Waldman gestured towards his crowded shelves. “Have a look.”
Perched on his stool, Waldman watched while the grubby young man, whose old whipcord suit looked as though it had been retrieved from a trash barrel, wandered around the store, poking through merchandise. About fifteen minutes later, the stranger approached with an armful of stuff, which he dumped on the counter.
“Tell you what,” he said. “I’m a little strapped at present. Give me a good price, and I’ll take the whole load off your hands.”

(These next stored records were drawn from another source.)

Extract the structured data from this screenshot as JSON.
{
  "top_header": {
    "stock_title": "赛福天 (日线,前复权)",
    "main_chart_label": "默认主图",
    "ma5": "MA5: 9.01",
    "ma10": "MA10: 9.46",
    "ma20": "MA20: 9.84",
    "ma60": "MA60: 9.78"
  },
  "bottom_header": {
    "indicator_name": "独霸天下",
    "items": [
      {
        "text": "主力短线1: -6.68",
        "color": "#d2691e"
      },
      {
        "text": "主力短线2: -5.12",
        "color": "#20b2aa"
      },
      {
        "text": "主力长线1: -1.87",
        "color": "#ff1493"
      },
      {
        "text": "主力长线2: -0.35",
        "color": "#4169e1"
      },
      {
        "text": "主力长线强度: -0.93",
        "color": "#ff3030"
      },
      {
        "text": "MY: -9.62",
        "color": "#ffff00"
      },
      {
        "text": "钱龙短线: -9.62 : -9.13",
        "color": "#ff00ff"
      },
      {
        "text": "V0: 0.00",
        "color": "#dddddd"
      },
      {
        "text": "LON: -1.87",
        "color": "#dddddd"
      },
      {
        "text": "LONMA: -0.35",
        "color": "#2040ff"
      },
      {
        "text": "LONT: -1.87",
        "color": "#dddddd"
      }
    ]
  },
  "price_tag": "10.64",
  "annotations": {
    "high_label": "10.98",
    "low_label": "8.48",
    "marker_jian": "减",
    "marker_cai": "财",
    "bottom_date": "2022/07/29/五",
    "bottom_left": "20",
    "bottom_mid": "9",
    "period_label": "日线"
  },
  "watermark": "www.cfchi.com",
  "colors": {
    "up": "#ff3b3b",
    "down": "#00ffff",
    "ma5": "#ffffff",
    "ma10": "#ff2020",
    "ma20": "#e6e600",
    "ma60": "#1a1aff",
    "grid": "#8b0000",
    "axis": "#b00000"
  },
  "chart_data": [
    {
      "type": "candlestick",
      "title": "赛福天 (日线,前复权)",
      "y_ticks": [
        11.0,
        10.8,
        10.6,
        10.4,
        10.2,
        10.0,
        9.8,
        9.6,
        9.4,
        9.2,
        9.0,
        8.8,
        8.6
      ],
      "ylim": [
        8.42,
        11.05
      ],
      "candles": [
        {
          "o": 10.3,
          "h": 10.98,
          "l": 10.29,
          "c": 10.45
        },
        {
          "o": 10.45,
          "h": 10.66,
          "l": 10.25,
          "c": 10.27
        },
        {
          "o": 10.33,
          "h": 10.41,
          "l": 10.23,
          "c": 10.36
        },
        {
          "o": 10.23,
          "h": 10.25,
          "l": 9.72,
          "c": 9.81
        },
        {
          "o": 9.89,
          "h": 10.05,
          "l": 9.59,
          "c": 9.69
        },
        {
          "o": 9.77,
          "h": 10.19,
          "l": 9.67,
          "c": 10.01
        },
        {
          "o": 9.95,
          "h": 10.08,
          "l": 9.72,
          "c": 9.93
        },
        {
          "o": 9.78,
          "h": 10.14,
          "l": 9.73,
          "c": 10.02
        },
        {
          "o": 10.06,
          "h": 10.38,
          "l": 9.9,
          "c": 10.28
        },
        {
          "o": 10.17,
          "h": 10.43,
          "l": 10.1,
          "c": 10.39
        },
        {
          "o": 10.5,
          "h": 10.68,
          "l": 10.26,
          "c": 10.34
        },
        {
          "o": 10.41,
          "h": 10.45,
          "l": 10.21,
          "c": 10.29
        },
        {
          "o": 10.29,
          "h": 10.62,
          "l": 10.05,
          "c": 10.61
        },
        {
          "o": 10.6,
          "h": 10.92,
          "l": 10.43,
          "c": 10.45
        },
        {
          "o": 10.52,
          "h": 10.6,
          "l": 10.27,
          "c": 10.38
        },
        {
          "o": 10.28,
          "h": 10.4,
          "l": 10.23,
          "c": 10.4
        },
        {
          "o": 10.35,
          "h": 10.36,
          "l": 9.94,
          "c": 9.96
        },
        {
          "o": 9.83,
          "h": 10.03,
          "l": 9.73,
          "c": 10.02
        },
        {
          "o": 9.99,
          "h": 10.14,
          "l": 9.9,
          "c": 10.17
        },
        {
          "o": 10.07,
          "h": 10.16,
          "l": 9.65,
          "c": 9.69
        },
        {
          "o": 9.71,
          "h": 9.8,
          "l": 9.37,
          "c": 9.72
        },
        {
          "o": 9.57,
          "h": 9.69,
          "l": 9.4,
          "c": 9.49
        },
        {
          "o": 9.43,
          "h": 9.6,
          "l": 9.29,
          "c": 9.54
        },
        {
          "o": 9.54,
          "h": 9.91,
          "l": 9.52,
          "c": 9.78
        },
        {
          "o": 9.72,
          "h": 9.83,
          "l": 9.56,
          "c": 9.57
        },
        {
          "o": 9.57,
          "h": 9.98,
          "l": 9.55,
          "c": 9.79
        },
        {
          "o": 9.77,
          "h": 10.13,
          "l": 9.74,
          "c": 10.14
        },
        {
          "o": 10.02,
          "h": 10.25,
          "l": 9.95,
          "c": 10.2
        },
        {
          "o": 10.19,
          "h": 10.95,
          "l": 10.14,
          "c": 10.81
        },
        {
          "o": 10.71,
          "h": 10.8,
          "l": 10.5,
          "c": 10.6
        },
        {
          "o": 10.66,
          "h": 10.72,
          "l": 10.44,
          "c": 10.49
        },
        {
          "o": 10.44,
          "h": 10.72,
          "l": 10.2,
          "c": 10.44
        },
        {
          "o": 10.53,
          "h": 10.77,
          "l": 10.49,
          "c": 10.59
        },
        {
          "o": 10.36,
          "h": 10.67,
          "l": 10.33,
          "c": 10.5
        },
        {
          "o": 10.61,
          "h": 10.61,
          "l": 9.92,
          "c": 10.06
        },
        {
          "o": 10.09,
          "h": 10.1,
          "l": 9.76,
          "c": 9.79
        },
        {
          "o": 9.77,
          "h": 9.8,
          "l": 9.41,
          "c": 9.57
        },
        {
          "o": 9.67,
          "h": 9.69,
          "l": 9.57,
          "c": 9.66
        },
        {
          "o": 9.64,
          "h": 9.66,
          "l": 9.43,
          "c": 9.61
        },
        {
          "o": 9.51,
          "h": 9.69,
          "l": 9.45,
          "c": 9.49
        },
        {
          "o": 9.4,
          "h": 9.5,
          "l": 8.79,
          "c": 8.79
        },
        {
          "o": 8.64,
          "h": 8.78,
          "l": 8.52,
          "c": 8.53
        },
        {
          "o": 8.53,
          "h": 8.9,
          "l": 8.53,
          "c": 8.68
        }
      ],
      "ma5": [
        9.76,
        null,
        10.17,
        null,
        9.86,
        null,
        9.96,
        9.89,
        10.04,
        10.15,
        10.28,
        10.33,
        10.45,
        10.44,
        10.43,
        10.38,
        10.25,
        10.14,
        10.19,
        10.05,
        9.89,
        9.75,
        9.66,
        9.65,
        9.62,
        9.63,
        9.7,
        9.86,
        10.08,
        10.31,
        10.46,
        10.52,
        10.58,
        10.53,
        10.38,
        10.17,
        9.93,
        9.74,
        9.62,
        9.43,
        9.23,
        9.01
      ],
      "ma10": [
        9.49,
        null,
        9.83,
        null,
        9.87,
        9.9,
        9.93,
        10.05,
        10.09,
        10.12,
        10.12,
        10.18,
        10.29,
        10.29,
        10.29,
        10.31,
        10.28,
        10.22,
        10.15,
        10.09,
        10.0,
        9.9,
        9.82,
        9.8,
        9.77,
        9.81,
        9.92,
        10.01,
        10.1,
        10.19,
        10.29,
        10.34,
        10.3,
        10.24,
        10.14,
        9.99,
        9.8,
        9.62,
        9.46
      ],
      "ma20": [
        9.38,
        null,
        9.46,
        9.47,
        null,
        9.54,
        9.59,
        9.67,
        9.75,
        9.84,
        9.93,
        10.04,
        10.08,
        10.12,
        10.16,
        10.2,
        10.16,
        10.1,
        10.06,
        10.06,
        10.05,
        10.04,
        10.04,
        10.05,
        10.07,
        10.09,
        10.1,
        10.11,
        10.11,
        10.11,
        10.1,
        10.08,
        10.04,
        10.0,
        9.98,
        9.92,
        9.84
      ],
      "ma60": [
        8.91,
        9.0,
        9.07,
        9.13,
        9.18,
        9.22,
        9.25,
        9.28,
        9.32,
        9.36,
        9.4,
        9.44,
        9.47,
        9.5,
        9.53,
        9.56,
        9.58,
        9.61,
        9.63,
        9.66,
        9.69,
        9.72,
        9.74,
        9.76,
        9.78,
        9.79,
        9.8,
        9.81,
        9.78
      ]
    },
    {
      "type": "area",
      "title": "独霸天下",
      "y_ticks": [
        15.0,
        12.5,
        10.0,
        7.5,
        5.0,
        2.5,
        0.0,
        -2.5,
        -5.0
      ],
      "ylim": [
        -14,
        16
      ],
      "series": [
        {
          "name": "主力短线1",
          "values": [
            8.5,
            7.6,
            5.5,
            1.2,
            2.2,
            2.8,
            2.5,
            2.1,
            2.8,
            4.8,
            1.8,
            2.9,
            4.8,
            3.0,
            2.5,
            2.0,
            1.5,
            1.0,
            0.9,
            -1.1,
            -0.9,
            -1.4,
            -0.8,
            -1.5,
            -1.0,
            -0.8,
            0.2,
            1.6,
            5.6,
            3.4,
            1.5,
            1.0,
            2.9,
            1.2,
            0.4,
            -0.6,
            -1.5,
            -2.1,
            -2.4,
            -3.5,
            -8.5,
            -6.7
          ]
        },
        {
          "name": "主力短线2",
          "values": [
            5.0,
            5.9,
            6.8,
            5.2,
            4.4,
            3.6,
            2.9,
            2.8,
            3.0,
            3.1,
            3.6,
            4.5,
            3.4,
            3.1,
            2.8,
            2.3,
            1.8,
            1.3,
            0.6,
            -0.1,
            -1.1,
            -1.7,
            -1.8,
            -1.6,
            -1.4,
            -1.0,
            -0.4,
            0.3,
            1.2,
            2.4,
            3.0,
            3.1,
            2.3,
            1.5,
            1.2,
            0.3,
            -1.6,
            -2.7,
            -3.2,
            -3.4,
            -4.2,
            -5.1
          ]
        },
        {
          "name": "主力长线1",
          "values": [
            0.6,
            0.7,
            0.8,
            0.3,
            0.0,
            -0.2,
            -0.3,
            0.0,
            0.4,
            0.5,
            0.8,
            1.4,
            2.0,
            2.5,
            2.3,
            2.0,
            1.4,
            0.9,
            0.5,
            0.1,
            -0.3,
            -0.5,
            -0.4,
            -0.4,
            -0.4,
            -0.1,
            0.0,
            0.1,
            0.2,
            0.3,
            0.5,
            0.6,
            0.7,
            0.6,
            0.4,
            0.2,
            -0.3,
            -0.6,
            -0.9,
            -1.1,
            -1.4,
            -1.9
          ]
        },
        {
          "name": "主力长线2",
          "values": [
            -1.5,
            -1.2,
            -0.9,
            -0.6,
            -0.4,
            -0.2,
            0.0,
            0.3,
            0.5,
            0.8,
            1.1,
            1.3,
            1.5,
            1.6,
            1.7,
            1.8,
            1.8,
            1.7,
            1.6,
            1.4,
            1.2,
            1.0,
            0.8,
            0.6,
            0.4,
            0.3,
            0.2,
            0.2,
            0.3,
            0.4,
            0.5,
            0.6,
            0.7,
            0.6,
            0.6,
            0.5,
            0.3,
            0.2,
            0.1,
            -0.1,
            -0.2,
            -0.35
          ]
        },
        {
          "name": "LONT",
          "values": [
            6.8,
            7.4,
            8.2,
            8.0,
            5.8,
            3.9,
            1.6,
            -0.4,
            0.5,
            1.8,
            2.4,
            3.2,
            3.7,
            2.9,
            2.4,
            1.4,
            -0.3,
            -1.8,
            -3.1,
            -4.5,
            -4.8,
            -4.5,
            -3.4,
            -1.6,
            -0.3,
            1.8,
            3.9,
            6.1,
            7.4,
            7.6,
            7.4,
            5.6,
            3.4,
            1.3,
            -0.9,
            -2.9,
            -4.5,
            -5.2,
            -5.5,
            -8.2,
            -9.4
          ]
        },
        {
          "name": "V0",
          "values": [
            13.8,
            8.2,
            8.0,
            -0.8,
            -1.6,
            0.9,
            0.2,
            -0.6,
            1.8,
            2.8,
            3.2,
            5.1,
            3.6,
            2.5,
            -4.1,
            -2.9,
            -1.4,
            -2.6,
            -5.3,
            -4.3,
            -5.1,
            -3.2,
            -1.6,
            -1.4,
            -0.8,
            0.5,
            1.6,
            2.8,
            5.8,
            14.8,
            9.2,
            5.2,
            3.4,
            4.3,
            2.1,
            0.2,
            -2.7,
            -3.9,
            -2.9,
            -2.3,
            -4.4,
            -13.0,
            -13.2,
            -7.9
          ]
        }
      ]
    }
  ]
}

Waldman began going through the pile: light gray topcoat, two-piece gray suit, blue shirt, fawn-colored cardigan, gray-and-white silk scarf, beige cap, leather belt, gray gloves, grayish-brown socks, tan boots with bulging (or “bull dog”) toes, and a pair of BVDs.
“Thirty’s about as much as I can afford,” said the stranger.
Waldman gave a little shrug. “So make it thirty.”
Reaching into the pocket of his ragged brown pants, the young man pulled out a roll of bills and peeled off half of them, three crisp tens.
“Mind if I change in here?” he asked.
Waldman pointed to a spot in the rear of the store. While the young man was unbuttoning his clothing, Waldman cast a glance in his direction and noticed that his hands were shaking badly.
“You sick or something?” he asked.
“Cold. I just got in from the country.”
Waldman could believe it—the bull-necked young man might have easily been a farmhand.
After changing into his new purchases, the stranger rolled his old clothing—suit, shirt, socks, briefs, everything—into a bundle and handed it to Waldman.
“Want me to dump it out back?” asked the storeowner.
“Leave it,” said the other. “I’ll come by for it in a day or two.” Reaching up a hand, he rubbed the bristles on his jaw. “Know where I can get a shave?”